Борис, едва покосившись на вошедших, невозмутимо продолжал:
– Да и комиссаров развел никто иной, как Керенский. Не большевики, это было еще до них. Ты знаешь, вот когда я там еще околачивался, в октябре, встречаю на улице прапорщика знакомого, спешит на Дворцовую площадь, говорит, Главный штаб раздает револьверы с патронами всем желающим офицерам для защиты Зимнего, ну, против большевиков. Пошли вместе, разжились там оружием. Лично я тут же пошел и продал свой пистолет тут же, на Невском и тем же большевикам, они там организовали скупку. Мне было стыдно, но за Сашку Керенского я лично воевать не собирался. А жрать мне хотелось.

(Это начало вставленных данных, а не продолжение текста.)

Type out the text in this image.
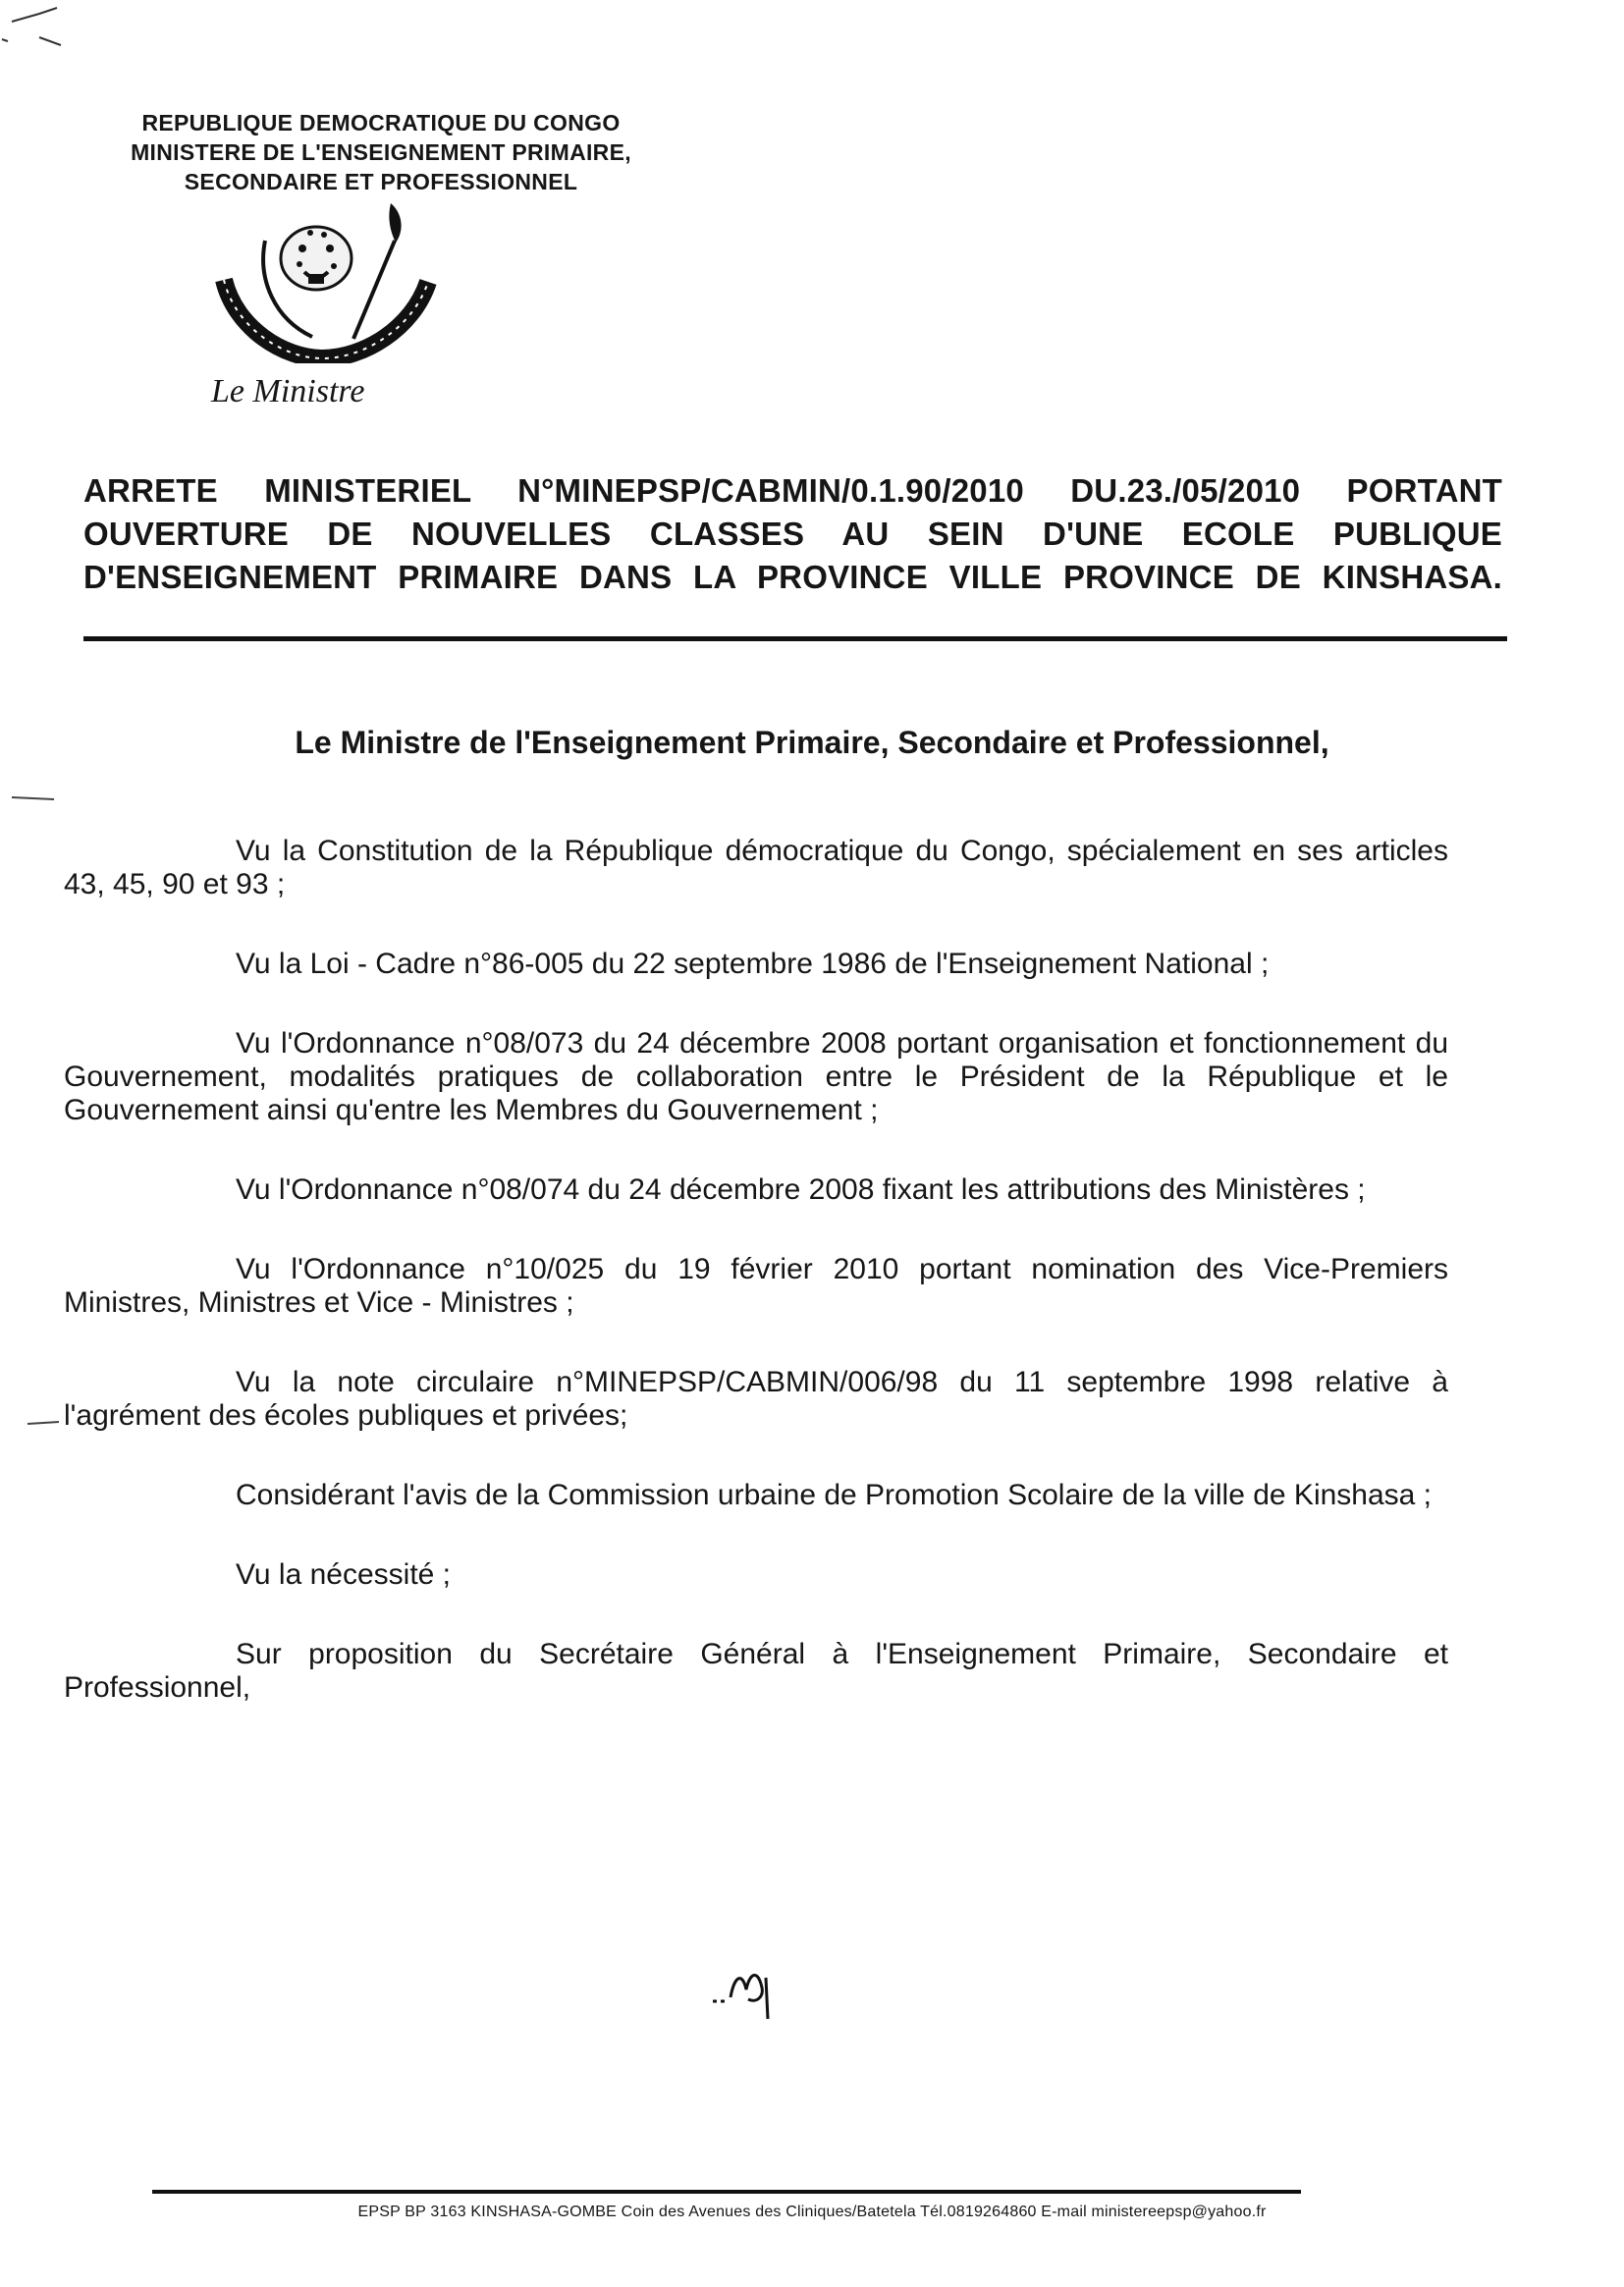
REPUBLIQUE DEMOCRATIQUE DU CONGO
MINISTERE DE L'ENSEIGNEMENT PRIMAIRE,
SECONDAIRE ET PROFESSIONNEL
Le Ministre
ARRETE MINISTERIEL N°MINEPSP/CABMIN/0.1.90/2010 DU.23./05/2010 PORTANT
OUVERTURE DE NOUVELLES CLASSES AU SEIN D'UNE ECOLE PUBLIQUE
D'ENSEIGNEMENT PRIMAIRE DANS LA PROVINCE VILLE PROVINCE DE KINSHASA.
Le Ministre de l'Enseignement Primaire, Secondaire et Professionnel,

Vu la Constitution de la République démocratique du Congo, spécialement en ses articles 43, 45, 90 et 93 ;

Vu la Loi - Cadre n°86-005 du 22 septembre 1986 de l'Enseignement National ;

Vu l'Ordonnance n°08/073 du 24 décembre 2008 portant organisation et fonctionnement du Gouvernement, modalités pratiques de collaboration entre le Président de la République et le Gouvernement ainsi qu'entre les Membres du Gouvernement ;

Vu l'Ordonnance n°08/074 du 24 décembre 2008 fixant les attributions des Ministères ;

Vu l'Ordonnance n°10/025 du 19 février 2010 portant nomination des Vice-Premiers Ministres, Ministres et Vice - Ministres ;

Vu la note circulaire n°MINEPSP/CABMIN/006/98 du 11 septembre 1998 relative à l'agrément des écoles publiques et privées;

Considérant l'avis de la Commission urbaine de Promotion Scolaire de la ville de Kinshasa ;

Vu la nécessité ;

Sur proposition du Secrétaire Général à l'Enseignement Primaire, Secondaire et Professionnel,

EPSP BP 3163 KINSHASA-GOMBE Coin des Avenues des Cliniques/Batetela Tél.0819264860 E-mail ministereepsp@yahoo.fr
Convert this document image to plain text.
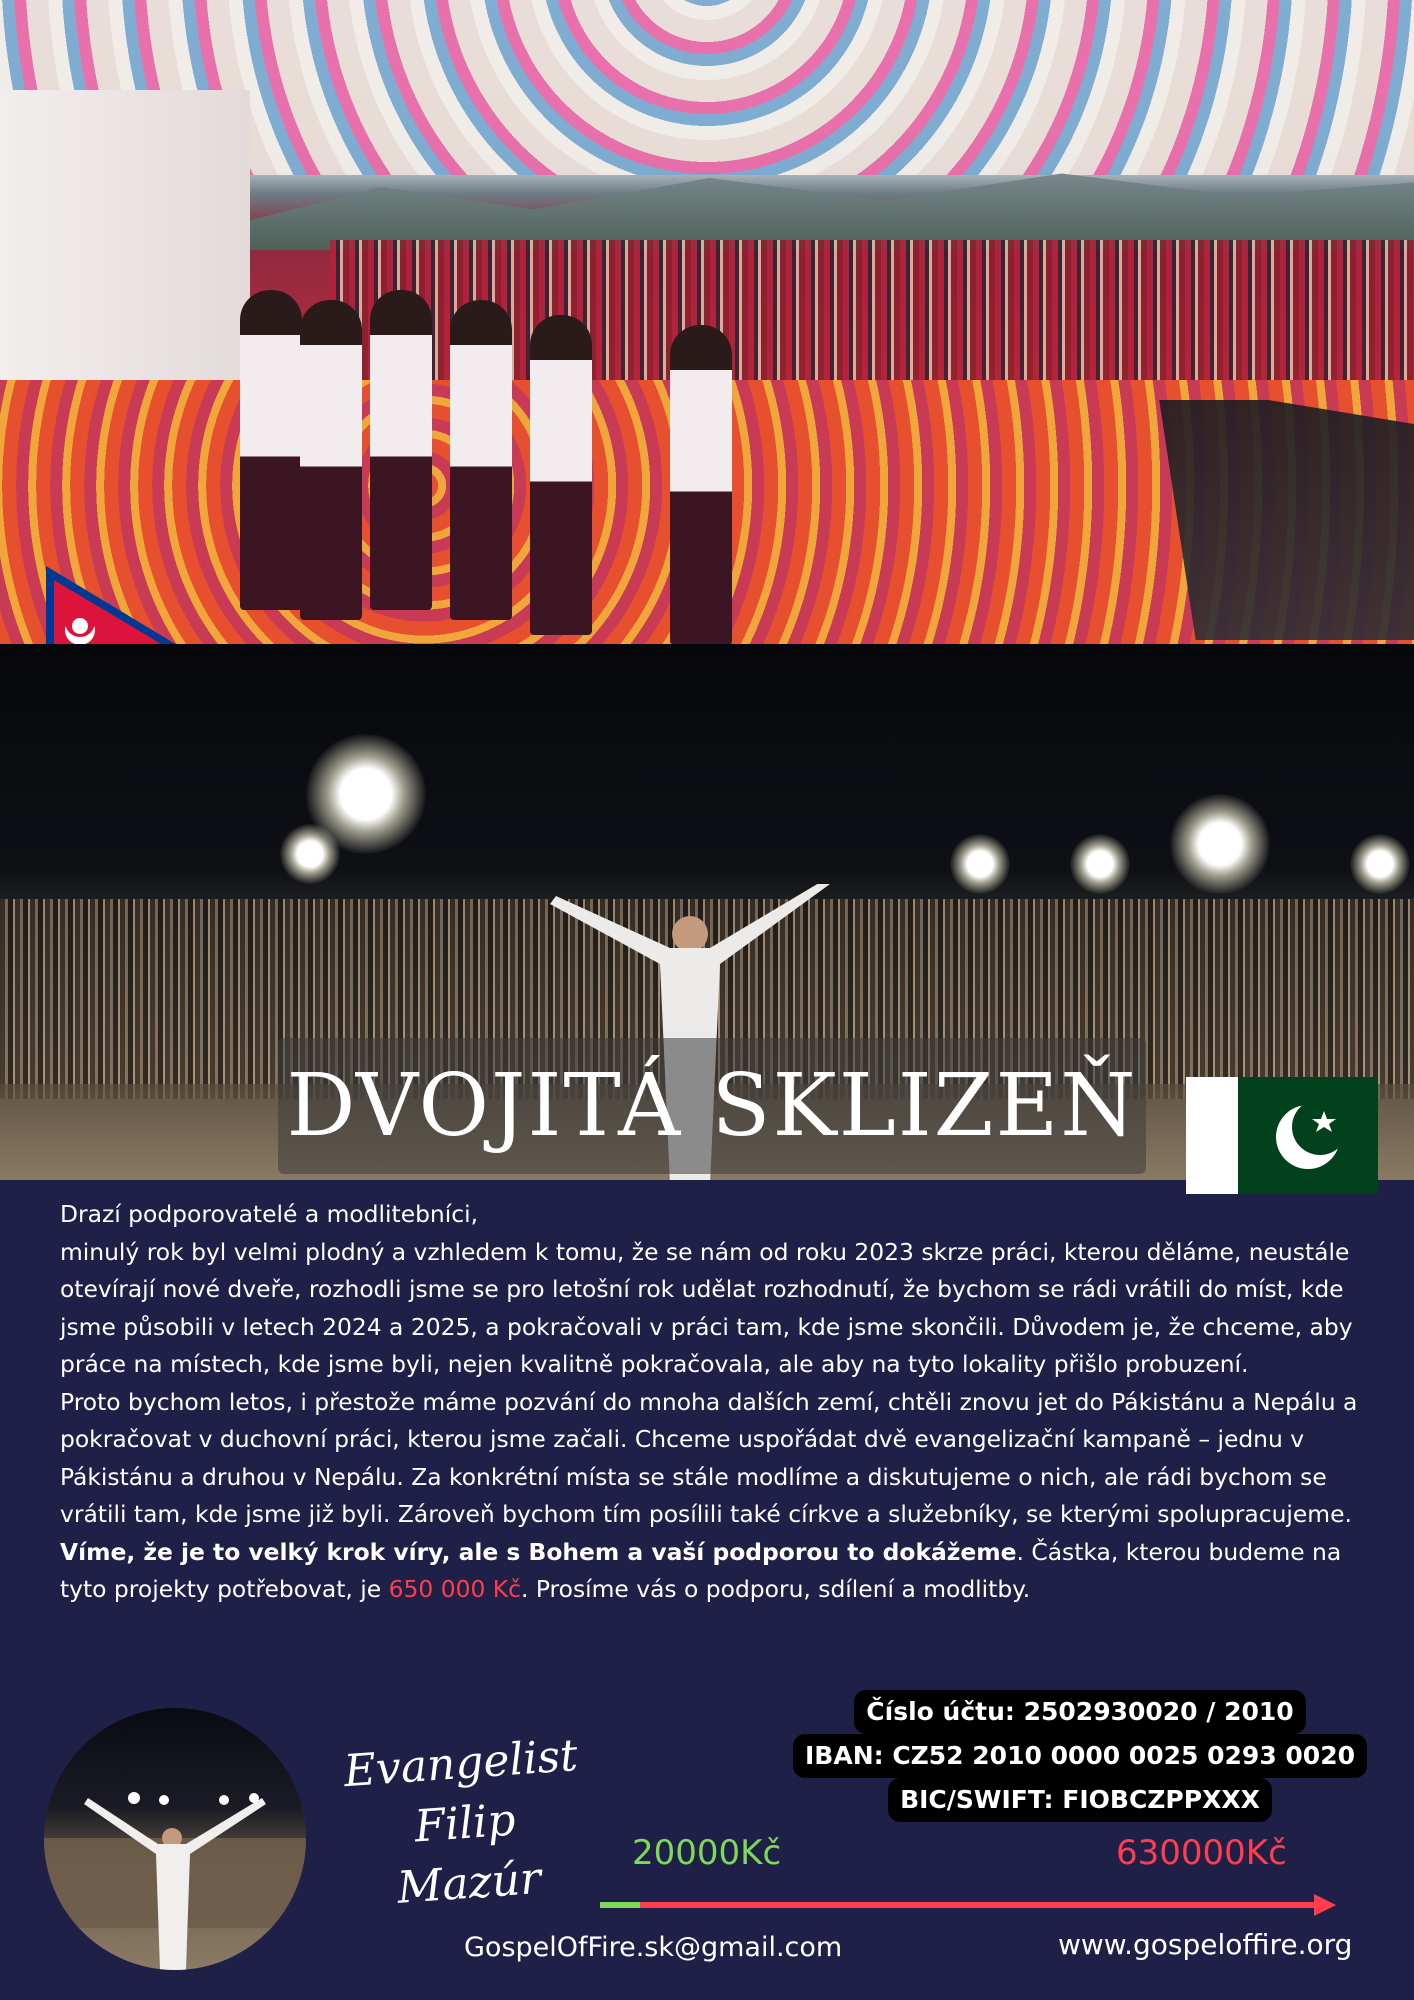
DVOJITÁ SKLIZEŇ

Drazí podporovatelé a modlitebníci,

minulý rok byl velmi plodný a vzhledem k tomu, že se nám od roku 2023 skrze práci, kterou děláme, neustále otevírají nové dveře, rozhodli jsme se pro letošní rok udělat rozhodnutí, že bychom se rádi vrátili do míst, kde jsme působili v letech 2024 a 2025, a pokračovali v práci tam, kde jsme skončili. Důvodem je, že chceme, aby práce na místech, kde jsme byli, nejen kvalitně pokračovala, ale aby na tyto lokality přišlo probuzení.

Proto bychom letos, i přestože máme pozvání do mnoha dalších zemí, chtěli znovu jet do Pákistánu a Nepálu a pokračovat v duchovní práci, kterou jsme začali. Chceme uspořádat dvě evangelizační kampaně – jednu v Pákistánu a druhou v Nepálu. Za konkrétní místa se stále modlíme a diskutujeme o nich, ale rádi bychom se vrátili tam, kde jsme již byli. Zároveň bychom tím posílili také církve a služebníky, se kterými spolupracujeme.

Víme, že je to velký krok víry, ale s Bohem a vaší podporou to dokážeme. Částka, kterou budeme na tyto projekty potřebovat, je 650 000 Kč. Prosíme vás o podporu, sdílení a modlitby.

Evangelist Filip
Mazúr
Číslo účtu: 2502930020 / 2010
IBAN: CZ52 2010 0000 0025 0293 0020
BIC/SWIFT: FIOBCZPPXXX
20000Kč	630000Kč
GospelOfFire.sk@gmail.com	www.gospeloffire.org
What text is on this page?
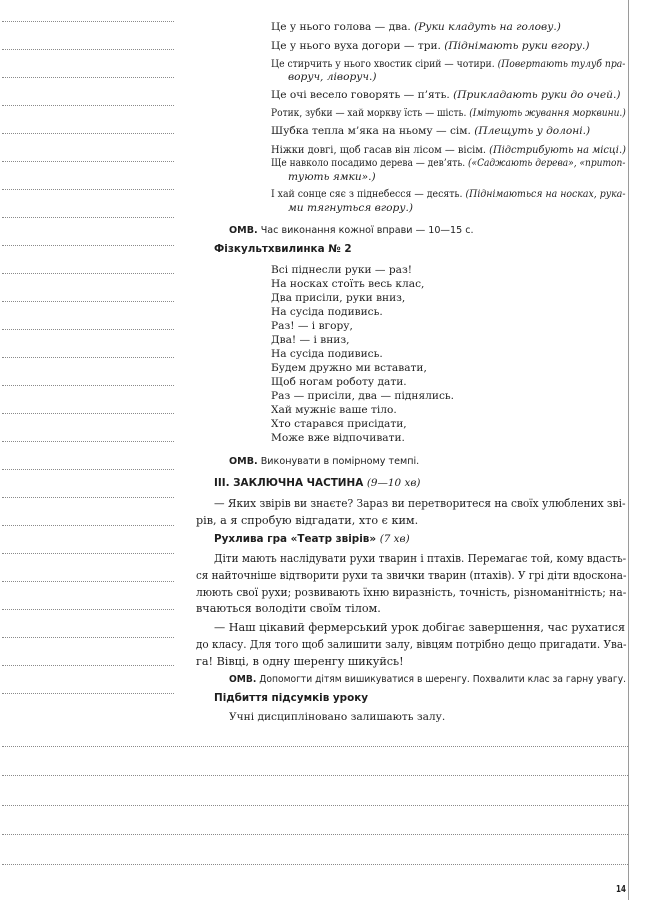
Це у нього голова — два. (Руки кладуть на голову.)
Це у нього вуха догори — три. (Піднімають руки вгору.)
Це стирчить у нього хвостик сірий — чотири. (Повертають тулуб пра-
воруч, ліворуч.)
Це очі весело говорять — п’ять. (Прикладають руки до очей.)
Ротик, зубки — хай моркву їсть — шість. (Імітують жування морквини.)
Шубка тепла м’яка на ньому — сім. (Плещуть у долоні.)
Ніжки довгі, щоб гасав він лісом — вісім. (Підстрибують на місці.)
Ще навколо посадимо дерева — дев’ять. («Саджають дерева», «притоп-
тують ямки».)
І хай сонце сяє з піднебесся — десять. (Піднімаються на носках, рука-
ми тягнуться вгору.)
ОМВ. Час виконання кожної вправи — 10—15 с.
Фізкультхвилинка № 2
Всі піднесли руки — раз!
На носках стоїть весь клас,
Два присіли, руки вниз,
На сусіда подивись.
Раз! — і вгору,
Два! — і вниз,
На сусіда подивись.
Будем дружно ми вставати,
Щоб ногам роботу дати.
Раз — присіли, два — піднялись.
Хай мужніє ваше тіло.
Хто старався присідати,
Може вже відпочивати.
ОМВ. Виконувати в помірному темпі.
ІІІ. ЗАКЛЮЧНА ЧАСТИНА (9—10 хв)
— Яких звірів ви знаєте? Зараз ви перетворитеся на своїх улюблених зві-
рів, а я спробую відгадати, хто є ким.
Рухлива гра «Театр звірів» (7 хв)
Діти мають наслідувати рухи тварин і птахів. Перемагає той, кому вдасть-
ся найточніше відтворити рухи та звички тварин (птахів). У грі діти вдоскона-
люють свої рухи; розвивають їхню виразність, точність, різноманітність; на-
вчаються володіти своїм тілом.
— Наш цікавий фермерський урок добігає завершення, час рухатися
до класу. Для того щоб залишити залу, вівцям потрібно дещо пригадати. Ува-
га! Вівці, в одну шеренгу шикуйсь!
ОМВ. Допомогти дітям вишикуватися в шеренгу. Похвалити клас за гарну увагу.
Підбиття підсумків уроку
Учні дисципліновано залишають залу.
14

– А мы, мы-то ведь то же хороши, – махнув рукой, заулыбался вдруг до того мрачный Крестинский, – в Генеральном штабе вместе с офицерами Главного штаба округа запаслись спиртным, закусками, да как засели пировать! Ты знаешь, я так никогда до того не пил. Да и, пожалуй, после этого. Вот у меня часто спрашивали, как это Генштаб в один миг и весь до последнего оказался на службе у большевиков. Я отвечу. Сперва Генштаб просто объявил свой нейтралитет: вы, мол, тут как хотите, а мы – армия, воюем только с врагом внешним. Потом вдруг оказалось, что генерал Потапов, тот самый, помощник Начальника Генштаба является давним приятелем большевика Кедрова, соратника Ленина. Это каково, а? И он имел за три дня до переворота милую беседу с другим большевиком, Подвойским, где и условились об этом нейтралитете!
– Потапов теперь служит в Красной армии? Я что-то слышал… Еще там.
– Не знаю, не суть важно, там много наших служит. Лебедев, Вацетис, Шапошников, Парский, Петин… Наверное, как и многие, сделал у большевиков неплохую карьеру.
– Ну ты-то тоже… Служил им.
– Пока не было куда бежать, и я… тоже, – холодно сказал Владимир, глядя куда-то в сторону, – а появилась сила, способная покончить с нашей смутой, и я, – он вдруг осекся, – и мы тут же встали в ее ряды!
Площадь перед кафе, освещаемая разноцветными фонарями, вдруг стала заполняться народом. Запахло моторным маслом, послышался смех и многоголосый гортанный говор. Посетители как по команде повскакивали со своих мест и прильнули к окнам. В пивную, приглушенно переговариваясь, вошли несколько человек в синих рабочих блузах и таких же синих кепи с короткими козырьками, стали садиться за соседние столики.
Распекаев прислушивался-прислушивался, а потом смущенно развел руками:
– Ни черта не понимаю… А ведь пленного фрица всегда мог допросить.
– Смена с фабрики автомобильных моторов. Да я и сам этот берлинский диалект с великим трудом освоил. Не обращай внимания, а то подопьют и станут цепляться. Такие как ты, Боря, кудрявые да чернявые, у них теперь вызывают… Вопросы.